At the time, my favorite E6 bands were on hiatus, seemingly forever. It would be years before I got to see the reunited Olivias play Bowery Ballroom, or stand a few feet away when Jeff Mangum first re-emerged at Le Poisson Rouge. So Circulatory System, for me, were a living connection to a scene that I loved deeply even though I’d missed its original heyday.
With the Olivias defunct again, after a tragedy that still saddens me when it comes to mind, it’s sweet that Circulatory System live on. Their new album, Mosaics Within Mosaics, is really great, and it reminds me a lot of their first LP, still an all-time favorite. I wrote a short take for Rolling Stone, which you can read below. I’m looking forward to seeing them open for NMH (!) at Prospect Park next month. See you there?

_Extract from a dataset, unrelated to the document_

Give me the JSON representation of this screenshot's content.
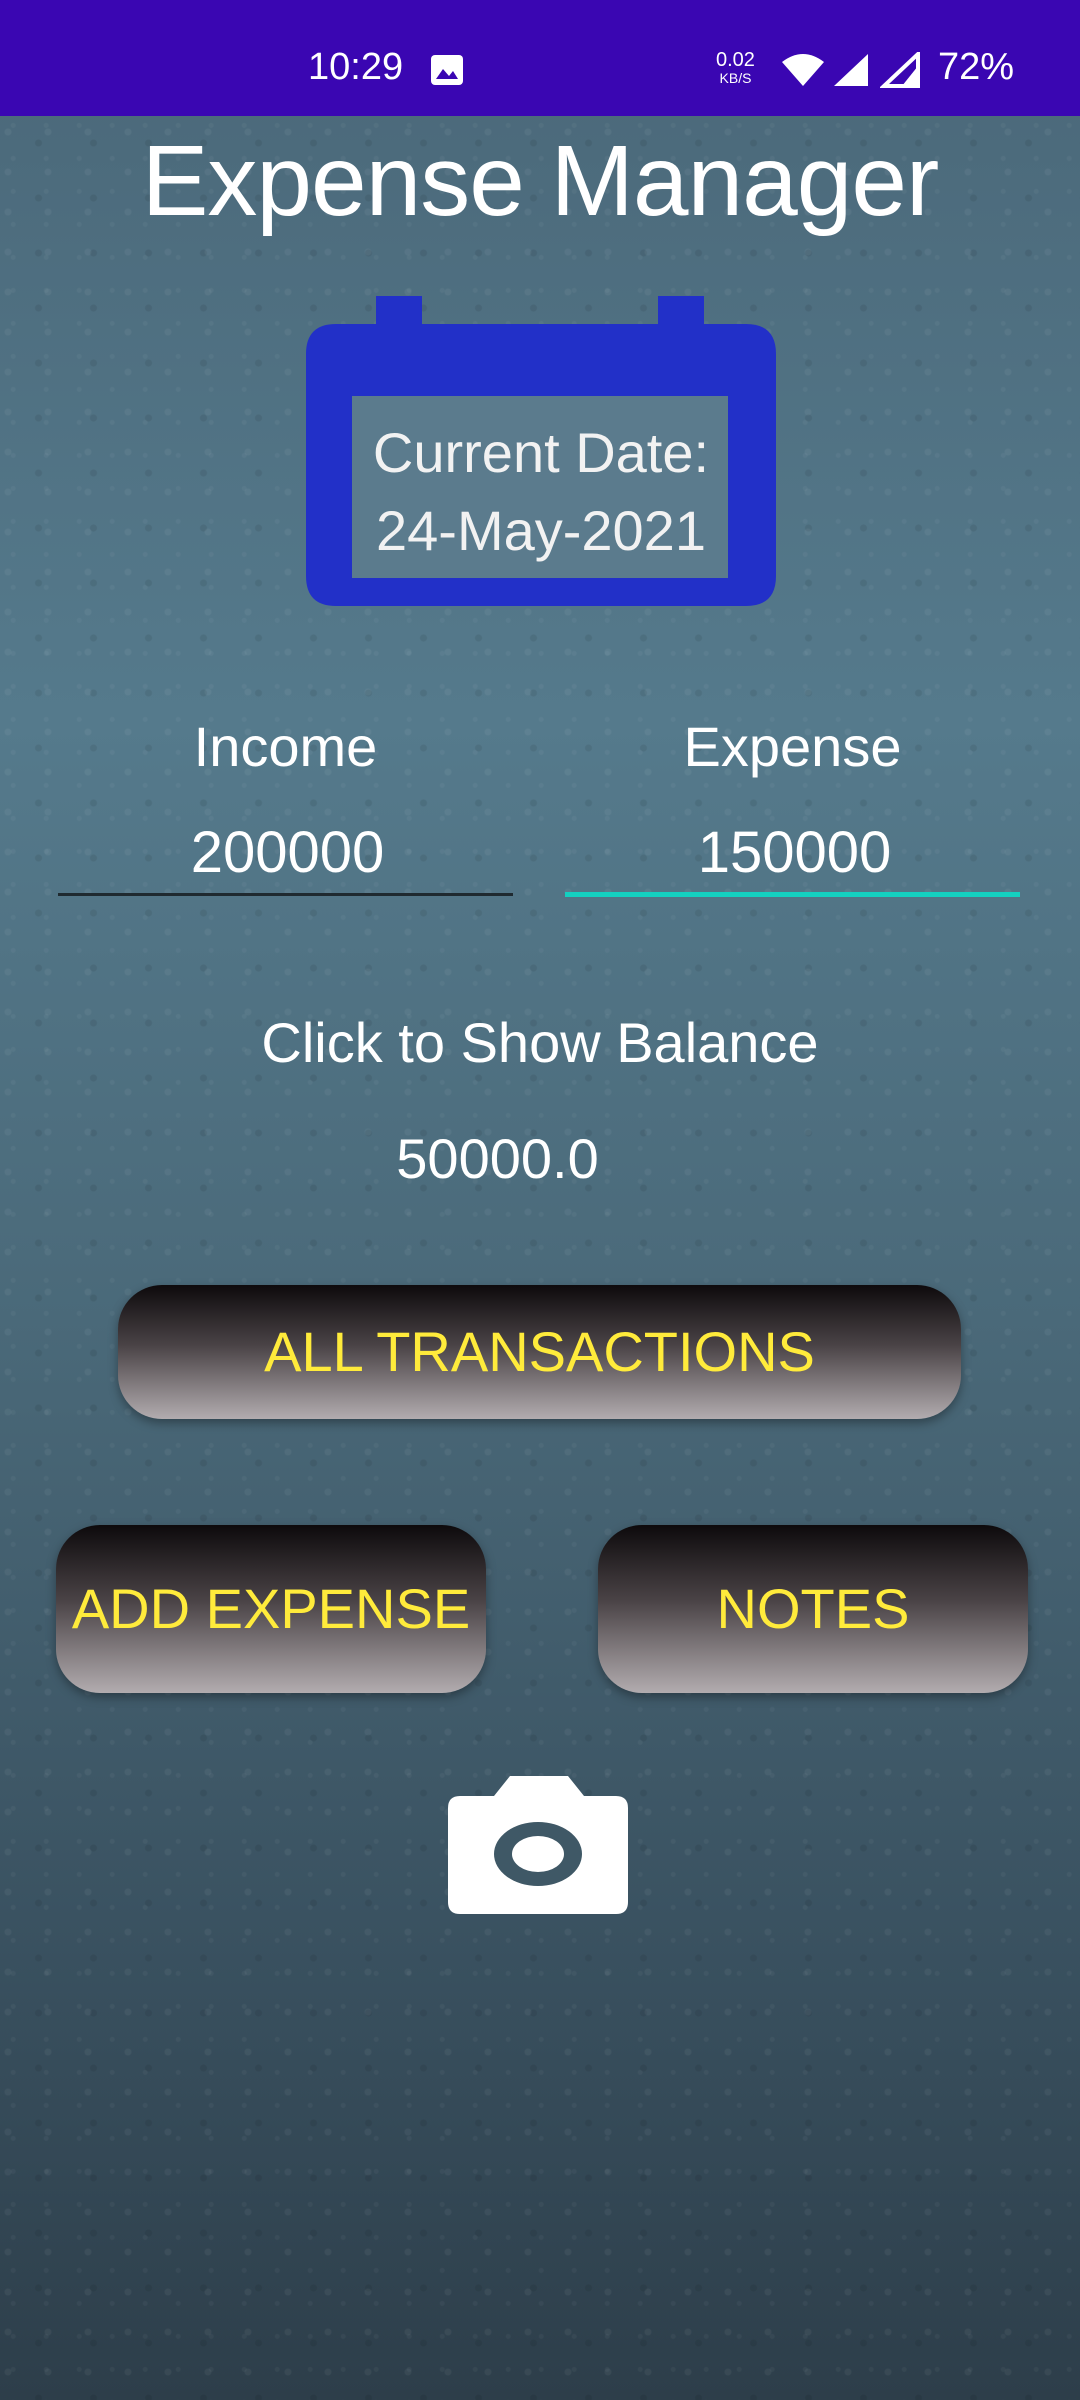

For two decades, W. Cullen Hart of Athens, Georgia, has been one of indie rock’s great psychedelic visionaries – recording two cult-classic LPs with the Olivia Tremor Control in the Nineties, then plunging even deeper into the dream with this band starting in 2001. Circulatory System’s third proper album, their best since their debut, is a leisurely suite where kaleidoscopically sweet vocal melodies and folky instrumentation drift in and out of focus, occasionally resolving into songs that you’ll swear you’ve been humming for years (“Do You Know What’s Real?” “Elastic Empire Coronation”). At its best, Mosaics has all the magic of a bedroom-studio Smile.